According to a story from Hindawi, a recent study focused on congenital central hypoventilation syndrome serves to bring to light the importance of genetic testing of close family members based on family history. In this example four family members were involved. Two had previously been diagnosed with congenital central hypoventilation syndrome (CCHS) and two who had previously been considered asymptomatic were tested and received a positive diagnosis.
About Congenital Central Hypoventilation Syndrome (CCHS)
CCHS is linked to genetic abnormalities that affect the PHOX2B gene, which is responsible for the production of a transcription factor that is critical for normal development of the nervous system, particularly the autonomic nervous system, which controls involuntary activities that the body automatically does, such as breathing or blinking. CCHS can also be associated with Hirschsprung’s disease and neuroblastoma. The characteristic symptom is the halting of breathing during sleep, which results in low oxygen levels and a dangerous build up of carbon dioxide in the patient’s body. Other symptoms include problems with swallowing, darkened skin color, headache, fatigue, abnormal blood pressure and heart rate, excessive sweating, abnormalities in pain sensitivity, constipation, sleepiness, and insomnia. Patients with CCHS are also more sensitive to narcotics and sedative drugs. At this juncture, CCHS patients require some sort of breathing assistance, such as a diaphragm pacemaker or mechanical ventilation, in order to stay alive. Learn more about this disease here.
About The Study
The family members that were part of the study were a mother and three of her children. These children had different biological fathers and displayed varying degrees of symptoms. The most severely affected subject was a seven year old boy who had a history of breathing problems soon after birth, including the need for mechanical ventilation.

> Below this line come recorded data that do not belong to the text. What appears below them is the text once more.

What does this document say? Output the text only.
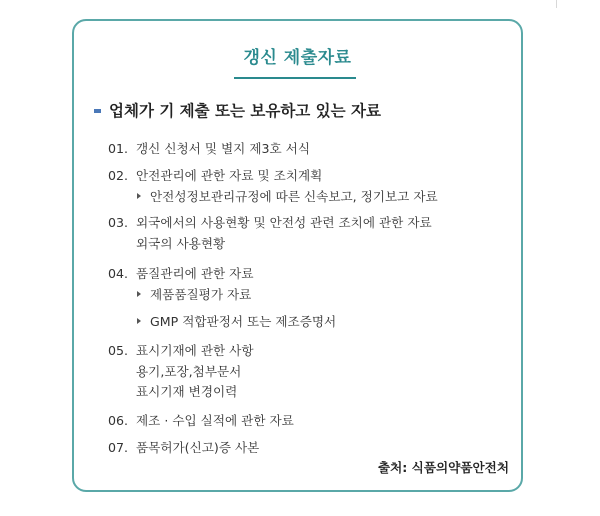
갱신 제출자료
업체가 기 제출 또는 보유하고 있는 자료
01. 갱신 신청서 및 별지 제3호 서식
02. 안전관리에 관한 자료 및 조치계획
안전성정보관리규정에 따른 신속보고, 정기보고 자료
03. 외국에서의 사용현황 및 안전성 관련 조치에 관한 자료
외국의 사용현황
04. 품질관리에 관한 자료
제품품질평가 자료
GMP 적합판정서 또는 제조증명서
05. 표시기재에 관한 사항
용기,포장,첨부문서
표시기재 변경이력
06. 제조 · 수입 실적에 관한 자료
07. 품목허가(신고)증 사본
출처: 식품의약품안전처
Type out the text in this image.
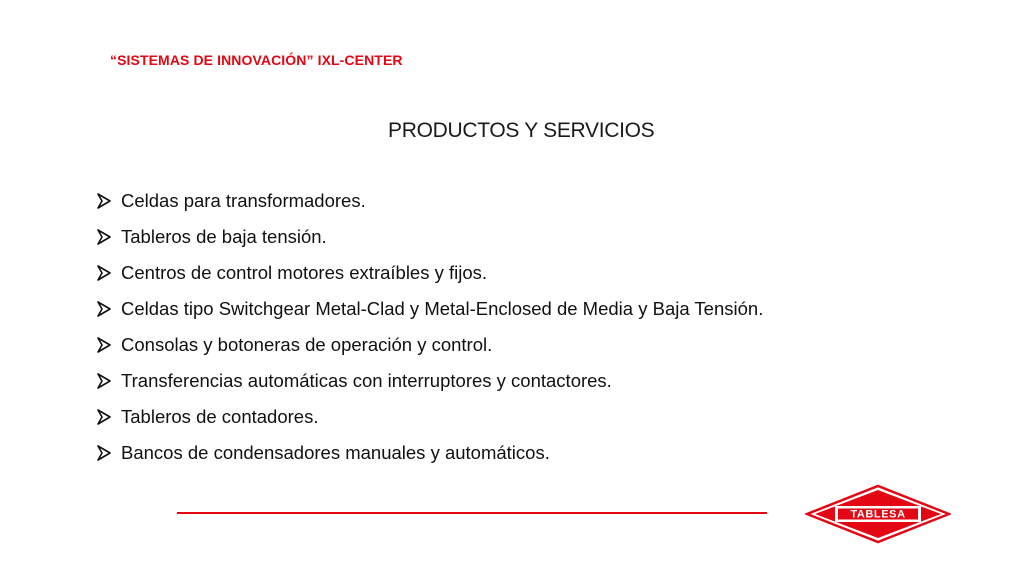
“SISTEMAS DE INNOVACIÓN” IXL-CENTER
PRODUCTOS Y SERVICIOS
Celdas para transformadores.
Tableros de baja tensión.
Centros de control motores extraíbles y fijos.
Celdas tipo Switchgear Metal-Clad y Metal-Enclosed de Media y Baja Tensión.
Consolas y botoneras de operación y control.
Transferencias automáticas con interruptores y contactores.
Tableros de contadores.
Bancos de condensadores manuales y automáticos.
TABLESA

He currently requires ventilation support during sleep and suffers from cognitive deficits because of CCHS. The boy’s one year old half-sister was also diagnosed with CCHS and also faced breathing problems within days following birth. She currently faces difficulties with motor development, cognition, and speech.
These cases prompted testing for their mother and ten year old brother. While these two did not display serious symptoms associated with CCHS, they tested positive for mutations affecting PHOX2B. Even though they didn’t have symptoms, knowledge that these mutations are present is important so that they can receive genetic counseling related to the potential long-term risks.